The use of MFAP2 for diagnosis, prognosis and immunotherapy of triple-negative breast cancer.

Abstract

Triple-negative breast cancer (TNBC) is characterized by significant heterogeneity, presenting a formidable challenge with a poor prognosis and a deficiency of efficacious treatment options. In this comprehensive study, we investigated the multifaceted role of Microfibril-associated glycoprotein 2 (MFAP2) in TNBC using a combination of bioinformatics analysis involving Gene Expression Omnibus (GEO), OncoDB, UALCAN, Human Protein Atlas (HPA), TIMER, STRING, DAVID, and GSCA databases and in vitro experiments, such as cell culture, MFAP2 gene knockdown, RT-qPCR, western Blot, colony formation, Cell counting kit-8, and wound healing assays.

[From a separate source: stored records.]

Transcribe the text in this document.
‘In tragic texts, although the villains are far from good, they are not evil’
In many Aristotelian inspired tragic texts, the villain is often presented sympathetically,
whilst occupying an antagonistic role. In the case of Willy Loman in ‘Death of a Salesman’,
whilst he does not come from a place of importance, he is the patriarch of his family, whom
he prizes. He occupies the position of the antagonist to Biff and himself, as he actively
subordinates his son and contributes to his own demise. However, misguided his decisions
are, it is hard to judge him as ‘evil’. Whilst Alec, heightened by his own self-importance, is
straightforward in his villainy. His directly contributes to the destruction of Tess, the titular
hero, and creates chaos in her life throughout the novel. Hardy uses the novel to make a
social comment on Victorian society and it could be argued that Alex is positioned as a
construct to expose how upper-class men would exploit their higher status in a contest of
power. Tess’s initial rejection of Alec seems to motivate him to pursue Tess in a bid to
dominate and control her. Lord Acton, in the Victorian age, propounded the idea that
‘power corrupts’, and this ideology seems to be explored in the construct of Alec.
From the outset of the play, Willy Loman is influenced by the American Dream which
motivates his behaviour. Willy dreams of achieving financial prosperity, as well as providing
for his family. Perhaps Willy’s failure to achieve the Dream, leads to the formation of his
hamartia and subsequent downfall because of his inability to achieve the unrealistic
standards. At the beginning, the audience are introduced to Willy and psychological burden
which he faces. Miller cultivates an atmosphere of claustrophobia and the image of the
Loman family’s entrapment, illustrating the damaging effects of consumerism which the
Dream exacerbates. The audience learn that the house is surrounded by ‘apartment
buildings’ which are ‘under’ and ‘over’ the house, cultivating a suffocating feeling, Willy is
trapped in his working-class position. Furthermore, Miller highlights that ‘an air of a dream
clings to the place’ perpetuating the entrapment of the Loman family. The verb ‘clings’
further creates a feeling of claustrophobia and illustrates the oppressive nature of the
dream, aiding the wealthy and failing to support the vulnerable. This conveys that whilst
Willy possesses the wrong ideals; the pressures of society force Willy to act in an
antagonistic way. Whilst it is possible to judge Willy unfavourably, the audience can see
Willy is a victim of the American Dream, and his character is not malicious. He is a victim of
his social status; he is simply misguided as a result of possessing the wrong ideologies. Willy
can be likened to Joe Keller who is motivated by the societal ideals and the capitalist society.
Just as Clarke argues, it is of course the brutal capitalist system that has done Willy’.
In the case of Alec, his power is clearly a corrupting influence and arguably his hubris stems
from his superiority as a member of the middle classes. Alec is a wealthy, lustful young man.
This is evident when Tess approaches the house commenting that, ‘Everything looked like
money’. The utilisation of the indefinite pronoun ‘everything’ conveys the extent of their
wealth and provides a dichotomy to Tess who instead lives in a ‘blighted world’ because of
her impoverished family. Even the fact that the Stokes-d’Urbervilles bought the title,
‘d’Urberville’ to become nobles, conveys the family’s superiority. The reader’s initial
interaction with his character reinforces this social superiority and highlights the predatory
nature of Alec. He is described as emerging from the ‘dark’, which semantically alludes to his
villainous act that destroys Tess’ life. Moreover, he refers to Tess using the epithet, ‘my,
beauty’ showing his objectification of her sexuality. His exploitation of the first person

Our findings demonstrated a significant up-regulation of MFAP2 mRNA in TNBC cell lines, emphasizing its potential as a diagnostic biomarker. Validation across multiple datasets further affirmed the elevated expression of MFAP2 in TNBC tissues, underscoring its prognostic relevance. Notably, our study revealed a correlation between MFAP2 expression and immune cell infiltration, suggesting its role in shaping the tumor microenvironment. STRING analysis unveiled interactions with proteins involved in elastic fibers and extracellular matrix constituents. Furthermore, KEGG pathway analysis highlighted enrichment in the TGF-beta signaling pathway, implicating MFAP2 in key cancer-related processes. Drug sensitivity analysis identified potential therapeutic targets, supporting MFAP2's utility in personalized treatment strategies. In vitro experiments corroborated the oncogenic impact of MFAP2, demonstrating its influence on TNBC cell proliferation and migration. These comprehensive findings position MFAP2 as a promising biomarker and therapeutic target in TNBC, offering valuable insight for future research and clinical application.